Tras la sentencia de 2015 las obras fueron devueltas en dos tandas: en julio de 2016 los 51 objetos del MNAC de Barcelona (dos se extraviaron), entregadas tras la petición del juez de instrucción número 1 de Huesca. Y las 44 restantes solo salieron del museo de Lleida en diciembre de 2017, cuando, en plena aplicación del artículo 155 de la Constitución en Cataluña, el juez mandó a la Guardia Civil a por las obras, después de que la Generalitat asegurara que no las entregaría hasta que no hubiera sentencia firme.

Desde Aragón se ha defendido siempre que la venta de las piezas no se podía realizar por estar protegidas por la declaración de indivisibilidad del monasterio tras ser declarado Monumento Nacional desde 1923, y por el hecho, afirmaban, de que las ventas no eran reales, al no dar por válidos los documentos presentados por la parte catalana y que el intercambio de las piezas no se habían hecho con la autorización de las administraciones: el Ministerio de Cultura para las compras de 1983 y el Gobierno de Aragón para las de 1992 y 1994, además de no contar con el respaldo del Vaticano.

Desde Cataluña siempre se ha alegado que la sentencia de 2012 del Constitucional le había dado la razón sobre la legalidad de las ventas realizadas en 1983, 1992 y 1994, y negaba a Aragón el poder ejercer sus competencias sobre las obras. También se argumentaba que la declaración de 1923 como Monumento del monasterio no incluía sus bienes muebles y que no había que comunicar ni pedir autorización al Ministerio ni al Gobierno de Aragón porque en 1983 Cataluña ya tenía competencia en cultura. Unos argumentos que la sentencia del Supremo ha desestimado uno a uno.

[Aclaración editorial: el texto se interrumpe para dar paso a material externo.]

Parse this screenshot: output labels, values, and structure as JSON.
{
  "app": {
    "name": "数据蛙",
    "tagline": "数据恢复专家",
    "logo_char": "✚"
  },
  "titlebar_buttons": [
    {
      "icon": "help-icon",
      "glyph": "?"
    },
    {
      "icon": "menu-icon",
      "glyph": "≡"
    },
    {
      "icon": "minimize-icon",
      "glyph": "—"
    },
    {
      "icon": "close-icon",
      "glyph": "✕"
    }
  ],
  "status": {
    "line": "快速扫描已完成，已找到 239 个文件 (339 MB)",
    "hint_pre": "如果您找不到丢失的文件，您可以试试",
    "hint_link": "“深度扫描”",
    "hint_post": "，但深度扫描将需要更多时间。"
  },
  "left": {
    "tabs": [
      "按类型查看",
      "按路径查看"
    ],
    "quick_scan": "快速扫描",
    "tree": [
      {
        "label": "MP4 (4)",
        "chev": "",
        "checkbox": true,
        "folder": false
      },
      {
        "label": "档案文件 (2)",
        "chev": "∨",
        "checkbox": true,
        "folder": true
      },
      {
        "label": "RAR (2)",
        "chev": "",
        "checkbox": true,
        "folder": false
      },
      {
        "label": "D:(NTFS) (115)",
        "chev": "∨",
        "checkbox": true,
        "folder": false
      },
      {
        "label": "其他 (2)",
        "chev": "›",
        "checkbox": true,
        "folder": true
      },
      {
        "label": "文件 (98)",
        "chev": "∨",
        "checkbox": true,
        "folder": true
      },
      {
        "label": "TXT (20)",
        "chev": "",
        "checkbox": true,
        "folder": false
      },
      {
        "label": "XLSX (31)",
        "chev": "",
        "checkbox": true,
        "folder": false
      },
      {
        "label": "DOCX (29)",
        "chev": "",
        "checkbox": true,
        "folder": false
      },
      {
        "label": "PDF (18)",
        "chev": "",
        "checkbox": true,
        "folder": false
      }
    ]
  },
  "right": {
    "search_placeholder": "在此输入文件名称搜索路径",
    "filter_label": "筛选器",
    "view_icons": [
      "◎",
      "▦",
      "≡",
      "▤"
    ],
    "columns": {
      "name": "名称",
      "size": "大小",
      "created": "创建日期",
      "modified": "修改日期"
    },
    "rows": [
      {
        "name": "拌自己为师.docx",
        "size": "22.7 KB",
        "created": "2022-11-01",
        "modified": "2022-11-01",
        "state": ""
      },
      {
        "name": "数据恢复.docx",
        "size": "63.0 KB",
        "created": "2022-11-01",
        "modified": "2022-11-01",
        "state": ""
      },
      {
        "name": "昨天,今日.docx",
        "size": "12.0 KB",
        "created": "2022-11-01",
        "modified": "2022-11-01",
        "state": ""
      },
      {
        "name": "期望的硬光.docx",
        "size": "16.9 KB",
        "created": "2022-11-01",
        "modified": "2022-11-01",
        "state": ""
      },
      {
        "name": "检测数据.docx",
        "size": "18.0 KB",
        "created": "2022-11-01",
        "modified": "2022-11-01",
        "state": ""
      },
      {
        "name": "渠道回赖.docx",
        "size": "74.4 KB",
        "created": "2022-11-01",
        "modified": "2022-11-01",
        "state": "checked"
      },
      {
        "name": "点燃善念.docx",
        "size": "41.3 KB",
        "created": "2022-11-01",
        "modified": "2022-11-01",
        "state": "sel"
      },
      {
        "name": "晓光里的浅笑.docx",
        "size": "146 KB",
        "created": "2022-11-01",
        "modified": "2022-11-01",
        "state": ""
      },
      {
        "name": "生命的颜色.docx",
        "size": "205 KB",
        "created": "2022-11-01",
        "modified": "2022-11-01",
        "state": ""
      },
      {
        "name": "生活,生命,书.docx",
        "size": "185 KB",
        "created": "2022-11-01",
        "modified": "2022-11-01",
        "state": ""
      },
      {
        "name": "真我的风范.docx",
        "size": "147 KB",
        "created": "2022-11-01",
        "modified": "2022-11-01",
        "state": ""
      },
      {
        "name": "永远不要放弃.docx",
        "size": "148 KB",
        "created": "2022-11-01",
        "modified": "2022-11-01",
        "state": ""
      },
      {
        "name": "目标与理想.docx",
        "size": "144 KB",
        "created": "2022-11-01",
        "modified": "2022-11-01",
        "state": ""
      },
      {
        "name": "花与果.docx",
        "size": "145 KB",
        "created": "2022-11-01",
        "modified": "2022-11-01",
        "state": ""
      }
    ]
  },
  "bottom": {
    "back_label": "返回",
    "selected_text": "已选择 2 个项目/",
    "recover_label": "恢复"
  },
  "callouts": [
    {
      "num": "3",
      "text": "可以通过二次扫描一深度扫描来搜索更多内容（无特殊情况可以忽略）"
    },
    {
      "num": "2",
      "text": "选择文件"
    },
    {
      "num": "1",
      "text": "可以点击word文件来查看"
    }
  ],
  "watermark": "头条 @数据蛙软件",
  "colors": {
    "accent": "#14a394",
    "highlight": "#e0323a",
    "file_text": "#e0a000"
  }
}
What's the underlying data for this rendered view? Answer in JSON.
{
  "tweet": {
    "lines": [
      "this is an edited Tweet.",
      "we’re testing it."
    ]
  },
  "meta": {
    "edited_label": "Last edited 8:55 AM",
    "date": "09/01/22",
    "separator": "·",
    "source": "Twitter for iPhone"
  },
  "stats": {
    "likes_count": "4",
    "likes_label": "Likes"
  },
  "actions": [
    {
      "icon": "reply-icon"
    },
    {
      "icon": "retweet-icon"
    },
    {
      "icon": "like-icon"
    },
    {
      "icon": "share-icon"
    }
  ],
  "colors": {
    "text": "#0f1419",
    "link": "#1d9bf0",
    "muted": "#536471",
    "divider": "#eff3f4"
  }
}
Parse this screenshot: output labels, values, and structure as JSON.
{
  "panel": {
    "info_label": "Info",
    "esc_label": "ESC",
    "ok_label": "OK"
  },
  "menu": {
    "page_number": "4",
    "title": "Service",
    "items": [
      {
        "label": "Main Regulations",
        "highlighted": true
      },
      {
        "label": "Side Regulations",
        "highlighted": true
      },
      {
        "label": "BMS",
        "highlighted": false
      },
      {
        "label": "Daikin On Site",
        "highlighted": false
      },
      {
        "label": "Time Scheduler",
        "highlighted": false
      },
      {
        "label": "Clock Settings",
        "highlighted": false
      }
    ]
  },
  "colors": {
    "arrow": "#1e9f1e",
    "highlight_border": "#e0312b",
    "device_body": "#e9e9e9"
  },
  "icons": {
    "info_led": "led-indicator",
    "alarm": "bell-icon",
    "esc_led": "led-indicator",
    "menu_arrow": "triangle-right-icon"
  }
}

Una de las esculturas de alabastro del escultor Gabriel Joly devueltas a Sijena.
Una de las esculturas de alabastro del escultor Gabriel Joly devueltas a Sijena.INMA FLORES

El consejero de Cultura de Aragón, Felipe Faci, mostró su satisfacción ante “una sentencia esperada”, mientras que desde la Generalitat se aseguró que “una vez acabe su análisis jurídico se decidirán las acciones a emprender”. En un comunicado emitido una par de horas después de conocerse el fallo aseguraron que les “preocupaba el precedente que representaba” y “el alud de reclamaciones similares que puede generar en todo el mundo una sentencia así” que acabe “desestabilizando el mapa museístico”. También, que desconocían “porque el Gobierno de Aragón solo ha reclamado las obras a instituciones catalanas y no las que hay en otros museos, como en Madrid”; mientras que recordaban que les preocupaba las condiciones de conservación que las obras tienen desde que están en el monasterio, un lugar con acceso restringido. De hecho, el monasterio está cerrado a las visitas desde marzo, por la pandemia y porque las monjas que lo habitaban en alquiler desde hace más de tres décadas lo abandonaron, por el malestar que representaban para su vida de oración las visitas.

Los otros pleitos por patrimonio eclesiástico

Los 97 bienes de Sijena no es el único frente abierto entre Cataluña y Aragón desde hace años por patrimonio eclesiástico. Las dos comunidades vecinas se enfrentan también por las pinturas de la sala capitular del monasterio de Sijena y por 111 obras de 43 parroquias oscenses que se segregaron hace 25 años de la diócesis de Lleida para incorporarse a la nueva de Barbastro-Monzón.

En el caso de las pinturas, que se exponen en la última sala de románico del MNAC en una estancia que reproduce el mismo espacio del monasterio, la jueza ha impedido que se ejecute la sentencia provisional que obliga a devolverlas, atendiendo a los efectos que podrían causar moverlas dada su fragilidad tras sufrir un incendio durante la Guerra Civil. Sin embargo, en el caso de las 111 obras depositadas en el Museo de Lleida, el pasado 18 de diciembre, en el penúltimo revés que ha sufrido la Generalitat en estos asuntos, el juez pidió la ejecución de la sentencia “tras acreditar la parte aragonesa la propiedad de las piezas”. Fijó el 15 de febrero como fecha tope para devolverlas y estableció multas económicas y responsabilidad penal en caso de incumplimiento. Pese a que de estas 111 piezas se exponen solo en el Museo de Lleida una veintena, desde el centro han asegurado que su salida representaría el desmantelamiento museográfico de este centro.